The massive blood spatter, on the other hand, is pretty darn obvious - the challenge is interpreting it into anything more useful than 'thats a lot of blood' - hence air.

Think of it as awareness versus scrutiny in 40k rpg terms

Why the footprints differ from the blood spatter I'm less sure.

Yeah, I get that.

I was only adding to Monkey Bloke's surprise.

Air is about analysing, and tracking is already an Air approach.
Making Air disfavoured for the blood pool is thus doubly weird.

The scenario should teach players that :
- Water is used to notice stuff
- Air is used to examine that stuff in detail
- Earth and Fire are used to further refine the info you just got.

And if some approach is made favourite, I think it should make sense based on the common use of the skill.
If not, it just becomes a mini-game to find the right combo...

12 minutes ago, Exarkfr said:

If not, it just becomes a mini-game to find the right combo...

To be honest, that's where I think a lot of people are going wrong if I'm understanding the rules in the making a check section correctly.

There is no choice of ring: looking at the rules for checks, outside a conflict (where it's dictated by your stance), you describe narratively what you want to do ('see what I can figure out from the blood spatter') and the GM tells you what mechanical approach that corresponds to ('that'll be martial arts or medecine [air], then') and you can like it or lump it.

Which doesn't really seem to fit the instructions in the adventure as written, so may be wrong.

Edited by Magnus Grendel
3 hours ago, Magnus Grendel said:

...you describe narratively what you want to do ('see what I can figure out from the blood spatter') and the GM tells you what mechanical approach that corresponds to ('that'll be martial arts or medecine [air], then') and you can like it or lump it.

Which doesn't really seem to fit the instructions in the adventure as written, so may be wrong.

This seems like a fine approach to checks you me (bad pun intended), but when a player says "I want to analyse the blood splatter to see where the attacks came from" vs "I want to theorise where the attacks came from based on the blood splatter" I can't see why the first statement is a very hard task while the second is an average task.

I suspect without hearing from the writer of the adventure I'll not understand it completely.

If I was running a similar mystery without a printed adventure, I think I'd make different choices, which isn't an issue in itself, but I'd like to know why I'm on a different wavelength than the developers.

Thanks for all the input, it's very useful.

Yes.
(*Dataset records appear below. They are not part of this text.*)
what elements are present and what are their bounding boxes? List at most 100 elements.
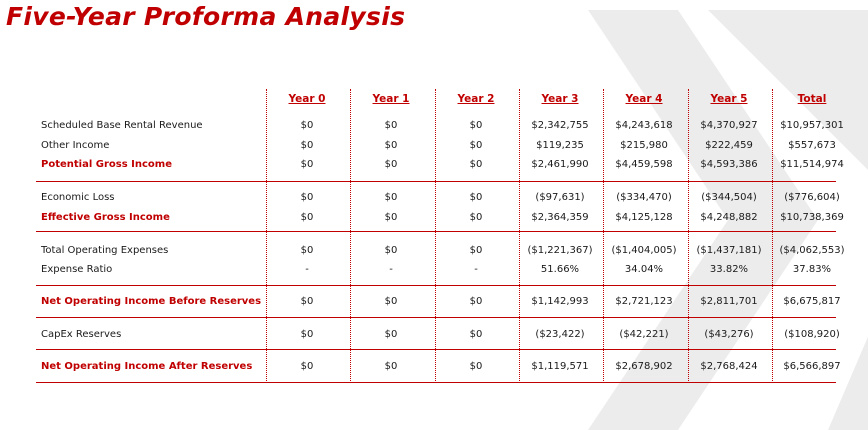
- table-cell: $0: [469, 245, 483, 256]
- table-cell: ($344,504): [701, 192, 757, 203]
- table-cell: $2,461,990: [531, 159, 589, 170]
- table-cell: $222,459: [705, 140, 753, 151]
- table-cell: ($334,470): [616, 192, 672, 203]
- table-cell: $0: [300, 120, 314, 131]
- table-cell: $2,721,123: [615, 296, 673, 307]
- table-cell: ($97,631): [535, 192, 585, 203]
- table-cell: $2,342,755: [531, 120, 589, 131]
- table-cell: $0: [384, 329, 398, 340]
- page-title: Five-Year Proforma Analysis: [6, 2, 406, 31]
- table-cell: $2,678,902: [615, 361, 673, 372]
- column-divider: [350, 89, 351, 383]
- table-cell: $0: [384, 212, 398, 223]
- table-cell: $0: [384, 120, 398, 131]
- table-cell: $0: [300, 192, 314, 203]
- table-cell: $0: [469, 192, 483, 203]
- table-cell: $0: [469, 296, 483, 307]
- column-divider: [603, 89, 604, 383]
- table-cell: $10,738,369: [780, 212, 844, 223]
- table-cell: $0: [384, 192, 398, 203]
- table-cell: $0: [384, 296, 398, 307]
- row-divider: [36, 382, 836, 383]
- table-cell: $2,768,424: [700, 361, 758, 372]
- table-cell: $0: [300, 245, 314, 256]
- table-cell: $0: [384, 159, 398, 170]
- table-cell: ($776,604): [784, 192, 840, 203]
- table-cell: $0: [469, 329, 483, 340]
- row-divider: [36, 231, 836, 232]
- row-label: Total Operating Expenses: [41, 245, 169, 256]
- table-cell: ($43,276): [704, 329, 754, 340]
- table-cell: $0: [300, 140, 314, 151]
- table-cell: $2,364,359: [531, 212, 589, 223]
- table-cell: 51.66%: [540, 264, 580, 275]
- column-divider: [266, 89, 267, 383]
- table-cell: 34.04%: [624, 264, 664, 275]
- table-cell: $0: [300, 296, 314, 307]
- table-cell: $1,142,993: [531, 296, 589, 307]
- table-cell: $0: [469, 212, 483, 223]
- column-header: Year 4: [625, 93, 663, 105]
- table-cell: ($1,221,367): [527, 245, 593, 256]
- row-label: Scheduled Base Rental Revenue: [41, 120, 203, 131]
- column-divider: [519, 89, 520, 383]
- column-header: Year 0: [288, 93, 326, 105]
- row-divider: [36, 181, 836, 182]
- table-cell: $0: [384, 245, 398, 256]
- table-cell: $0: [300, 212, 314, 223]
- table-cell: $4,248,882: [700, 212, 758, 223]
- column-divider: [435, 89, 436, 383]
- row-label: Other Income: [41, 140, 110, 151]
- row-label: Net Operating Income After Reserves: [41, 361, 253, 372]
- table-cell: $0: [384, 361, 398, 372]
- column-divider: [688, 89, 689, 383]
- row-label: Net Operating Income Before Reserves: [41, 296, 262, 307]
- table-cell: $0: [469, 361, 483, 372]
- row-label: Effective Gross Income: [41, 212, 170, 223]
- table-cell: 33.82%: [709, 264, 749, 275]
- column-header: Year 5: [710, 93, 748, 105]
- table-cell: $6,566,897: [783, 361, 841, 372]
- table-cell: $11,514,974: [780, 159, 844, 170]
- table-cell: -: [389, 264, 393, 275]
- row-label: Expense Ratio: [41, 264, 113, 275]
- table-cell: ($1,404,005): [611, 245, 677, 256]
- row-label: Potential Gross Income: [41, 159, 172, 170]
- table-cell: $4,243,618: [615, 120, 673, 131]
- table-cell: $1,119,571: [531, 361, 589, 372]
- column-header: Year 1: [372, 93, 410, 105]
- table-cell: $0: [300, 329, 314, 340]
- table-cell: ($42,221): [619, 329, 669, 340]
- column-header: Year 2: [457, 93, 495, 105]
- table-cell: $4,125,128: [615, 212, 673, 223]
- table-cell: ($1,437,181): [696, 245, 762, 256]
- row-divider: [36, 349, 836, 350]
- table-cell: $215,980: [620, 140, 668, 151]
- table-cell: $10,957,301: [780, 120, 844, 131]
- table-cell: $0: [469, 159, 483, 170]
- table-cell: $4,459,598: [615, 159, 673, 170]
- row-label: CapEx Reserves: [41, 329, 122, 340]
- column-header: Year 3: [541, 93, 579, 105]
- table-cell: $4,370,927: [700, 120, 758, 131]
- table-cell: $0: [469, 120, 483, 131]
- table-cell: $0: [300, 361, 314, 372]
- table-cell: $6,675,817: [783, 296, 841, 307]
- column-header: Total: [797, 93, 827, 105]
- row-divider: [36, 285, 836, 286]
- row-label: Economic Loss: [41, 192, 115, 203]
- table-cell: $119,235: [536, 140, 584, 151]
- table-cell: -: [474, 264, 478, 275]
- table-cell: 37.83%: [792, 264, 832, 275]
- table-cell: $557,673: [788, 140, 836, 151]
- table-cell: $0: [300, 159, 314, 170]
- table-cell: ($4,062,553): [779, 245, 845, 256]
- row-divider: [36, 317, 836, 318]
- table-cell: $0: [384, 140, 398, 151]
- table-cell: ($23,422): [535, 329, 585, 340]
- table-cell: $0: [469, 140, 483, 151]
- table-cell: $2,811,701: [700, 296, 758, 307]
- column-divider: [772, 89, 773, 383]
- table-cell: $4,593,386: [700, 159, 758, 170]
- table-cell: ($108,920): [784, 329, 840, 340]
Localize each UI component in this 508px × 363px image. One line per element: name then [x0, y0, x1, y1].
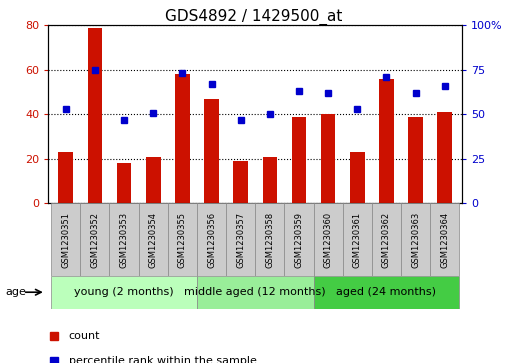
- Bar: [313, 203, 343, 276]
- Text: GSM1230351: GSM1230351: [61, 212, 70, 268]
- Text: GSM1230355: GSM1230355: [178, 212, 187, 268]
- Bar: [51, 203, 80, 276]
- Bar: [350, 152, 365, 203]
- Bar: [437, 112, 452, 203]
- Bar: [372, 203, 401, 276]
- Bar: [401, 203, 430, 276]
- Bar: [58, 152, 73, 203]
- Bar: [313, 276, 459, 309]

Double-checked, and thought So:

Page 13:

Quote

  • The player can propose a skill, or the GM can call for a particular skill based on circumstances. As with all matters, the GM is the final arbiter over appropriate uses of skills
  • Then, the GM selects which of the five elemental approaches corresponds to the methods the player described. This determines which of the Five Rings the character uses for the check

I still don't get the bias for the specific approaches in "A Rōnin's Path", but the selection of Ring is emphatically done by the GM, not the player.

On 10/18/2017 at 0:38 AM, Magnus Grendel said:

Yes. Double-checked, and thought So:

Page 13:

I still don't get the bias for the specific approaches in "A Rōnin's Path", but the selection of Ring is emphatically done by the GM, not the player.

The player picks the method. The GM can decide if the described method is a given approach.

"I corner him and stab him with my knife"

It's up to the GM to define whether that's fire or air...

On 18/10/2017 at 8:38 AM, Magnus Grendel said:

Yes. Double-checked, and thought So:

Page 13:

I still don't get the bias for the specific approaches in "A Rōnin's Path", but the selection of Ring is emphatically done by the GM, not the player.

While technically its true. Ultimately the real decision lies with the player as if they construct their approach correctly they can define the ring being used and the GM can either announce the ring they're fishing for is the one being used... or be wrong.